Hotel Villa Soro en San Sebastián


Vengamos de campo o de ciudad, todos adoramos esos preciosos hoteles con historia que con su arquitectura e interiorismo consiguen transportarnos a otras épocas…

Este es el caso del Villa Soro, una encantadora villa de finales del siglo XIX rehabilitada en hotel y reconocida como Patrimonio Histórico de la Ciudad de San Sebastián, en el País Vasco.


Si la arquitectura del hotel ya consigue enamorarnos con ese coqueto aspecto de mansión de cuento de hadas, entrar en el hotel supone una continua grata sorpresa que acabará de convencernos de que hemos tomado la mejor decisión para disfrutar de unos días de relax y desconexión.

En realidad, este hotelito cuenta solamente con 25 habitaciones, lo que lo convierte en un lugar de ambiente íntimo y acogedor. No hace falta una observación exhaustiva para percibir el esmero y todo el lujo de detalles con el que han sido decoradas, y es que de hecho el interiorismo de cada una de ellas ha sido pensado de forma individual… ¡Cuánto se alejan de las habitaciones de esos hoteles fabricados en serie!


Todas ellas cuentan por supuesto con excelentes equipamientos para cubrir todas tus necesidades: Bañera y ducha independientes, secador de pelo, caja fuerte, aire acondicionado, televisión y lector de DVD y conexión a internet, entre otras cosas.

Con la misma personalidad que las estancias, el salón principal del Villa Soro preserva muchos de los elementos que caracterizaban a la casa antes de su transformación, por lo que podrás encontrar la tarima original, los grandes y confortables sofás y varias antigüedades en elegantes espacios donde predominan los tonos grises y rojizos.

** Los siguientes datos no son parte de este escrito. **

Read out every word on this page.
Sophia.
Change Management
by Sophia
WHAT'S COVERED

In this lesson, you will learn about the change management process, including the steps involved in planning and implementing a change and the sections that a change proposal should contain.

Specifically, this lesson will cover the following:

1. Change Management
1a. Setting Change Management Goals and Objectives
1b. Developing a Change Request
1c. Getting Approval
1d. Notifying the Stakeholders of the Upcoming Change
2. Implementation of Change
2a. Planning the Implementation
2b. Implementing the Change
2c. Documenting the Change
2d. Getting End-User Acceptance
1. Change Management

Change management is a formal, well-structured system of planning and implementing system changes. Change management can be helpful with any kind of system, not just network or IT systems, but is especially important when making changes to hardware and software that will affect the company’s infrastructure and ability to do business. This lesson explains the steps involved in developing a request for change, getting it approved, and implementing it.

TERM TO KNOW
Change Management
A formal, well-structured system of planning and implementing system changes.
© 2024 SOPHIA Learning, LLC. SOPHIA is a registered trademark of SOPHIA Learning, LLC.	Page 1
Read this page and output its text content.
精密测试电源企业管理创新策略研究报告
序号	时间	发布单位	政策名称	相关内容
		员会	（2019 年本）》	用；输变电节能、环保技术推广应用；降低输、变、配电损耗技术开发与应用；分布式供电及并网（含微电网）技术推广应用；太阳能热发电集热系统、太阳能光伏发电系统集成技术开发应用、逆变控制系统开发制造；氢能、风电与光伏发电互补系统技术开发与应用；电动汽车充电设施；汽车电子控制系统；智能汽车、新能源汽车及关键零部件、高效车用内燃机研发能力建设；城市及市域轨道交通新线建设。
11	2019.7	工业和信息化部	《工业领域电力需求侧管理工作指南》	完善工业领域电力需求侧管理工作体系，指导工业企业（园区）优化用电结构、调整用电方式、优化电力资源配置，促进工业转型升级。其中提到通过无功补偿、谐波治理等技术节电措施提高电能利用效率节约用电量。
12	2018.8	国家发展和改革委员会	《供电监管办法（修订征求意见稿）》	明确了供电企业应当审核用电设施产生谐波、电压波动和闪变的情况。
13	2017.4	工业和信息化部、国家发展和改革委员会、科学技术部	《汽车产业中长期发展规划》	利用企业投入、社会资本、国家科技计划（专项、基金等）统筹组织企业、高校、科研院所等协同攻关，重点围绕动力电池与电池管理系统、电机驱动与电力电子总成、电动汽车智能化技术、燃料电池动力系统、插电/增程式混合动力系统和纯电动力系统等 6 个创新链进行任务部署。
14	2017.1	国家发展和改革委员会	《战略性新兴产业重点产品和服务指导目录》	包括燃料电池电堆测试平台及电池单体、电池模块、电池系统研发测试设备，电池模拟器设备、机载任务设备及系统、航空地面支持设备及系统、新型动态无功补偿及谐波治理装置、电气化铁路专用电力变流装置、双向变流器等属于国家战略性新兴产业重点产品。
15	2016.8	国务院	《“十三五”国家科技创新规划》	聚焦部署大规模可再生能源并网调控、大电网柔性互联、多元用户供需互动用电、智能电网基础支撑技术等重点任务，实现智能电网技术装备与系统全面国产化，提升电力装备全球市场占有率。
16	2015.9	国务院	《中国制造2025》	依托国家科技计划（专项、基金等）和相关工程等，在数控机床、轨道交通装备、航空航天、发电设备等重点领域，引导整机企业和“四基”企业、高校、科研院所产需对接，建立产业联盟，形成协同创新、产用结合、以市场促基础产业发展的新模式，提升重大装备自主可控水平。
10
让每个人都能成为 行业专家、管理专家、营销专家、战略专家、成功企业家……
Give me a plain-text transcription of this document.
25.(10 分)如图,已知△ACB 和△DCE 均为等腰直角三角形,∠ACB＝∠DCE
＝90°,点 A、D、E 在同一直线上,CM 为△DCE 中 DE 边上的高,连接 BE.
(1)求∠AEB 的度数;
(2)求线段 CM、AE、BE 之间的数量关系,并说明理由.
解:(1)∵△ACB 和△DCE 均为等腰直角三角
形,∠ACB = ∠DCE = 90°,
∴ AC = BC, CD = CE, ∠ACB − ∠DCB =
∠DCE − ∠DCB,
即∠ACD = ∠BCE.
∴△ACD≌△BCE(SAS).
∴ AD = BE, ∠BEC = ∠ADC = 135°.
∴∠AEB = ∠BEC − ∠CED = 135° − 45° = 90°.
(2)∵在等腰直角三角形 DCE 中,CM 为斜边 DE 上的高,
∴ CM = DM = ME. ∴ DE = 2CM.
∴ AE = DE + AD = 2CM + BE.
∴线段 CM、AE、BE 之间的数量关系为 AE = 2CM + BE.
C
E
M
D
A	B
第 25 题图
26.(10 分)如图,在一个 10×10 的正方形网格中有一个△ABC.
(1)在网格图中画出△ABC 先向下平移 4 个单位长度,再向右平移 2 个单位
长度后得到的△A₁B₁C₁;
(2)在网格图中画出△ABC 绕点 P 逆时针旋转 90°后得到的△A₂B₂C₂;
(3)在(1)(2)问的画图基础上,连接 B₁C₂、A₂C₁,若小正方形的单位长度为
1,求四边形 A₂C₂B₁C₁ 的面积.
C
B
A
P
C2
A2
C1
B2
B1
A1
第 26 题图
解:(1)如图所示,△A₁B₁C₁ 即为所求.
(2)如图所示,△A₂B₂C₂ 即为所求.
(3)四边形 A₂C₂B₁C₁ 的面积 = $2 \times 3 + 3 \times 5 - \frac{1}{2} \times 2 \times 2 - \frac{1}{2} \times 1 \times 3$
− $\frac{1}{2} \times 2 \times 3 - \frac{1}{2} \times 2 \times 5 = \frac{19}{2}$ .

Por su parte, el bar del hotel conserva también los paneles de roble de las paredes que se instalaron en la villa ya a finales del siglo XIX.

El Villa Soro se encuentra en un lugar un tanto aislado, ideal para desconectar del bullicio de las zonas más céntricas sin renunciar por ello a los mejores atractivos de la zona: Puedes visitar por ejemplo la playa de la Zurriola, el Palacio de Congresos Kursaal o el popular restaurante Arzak.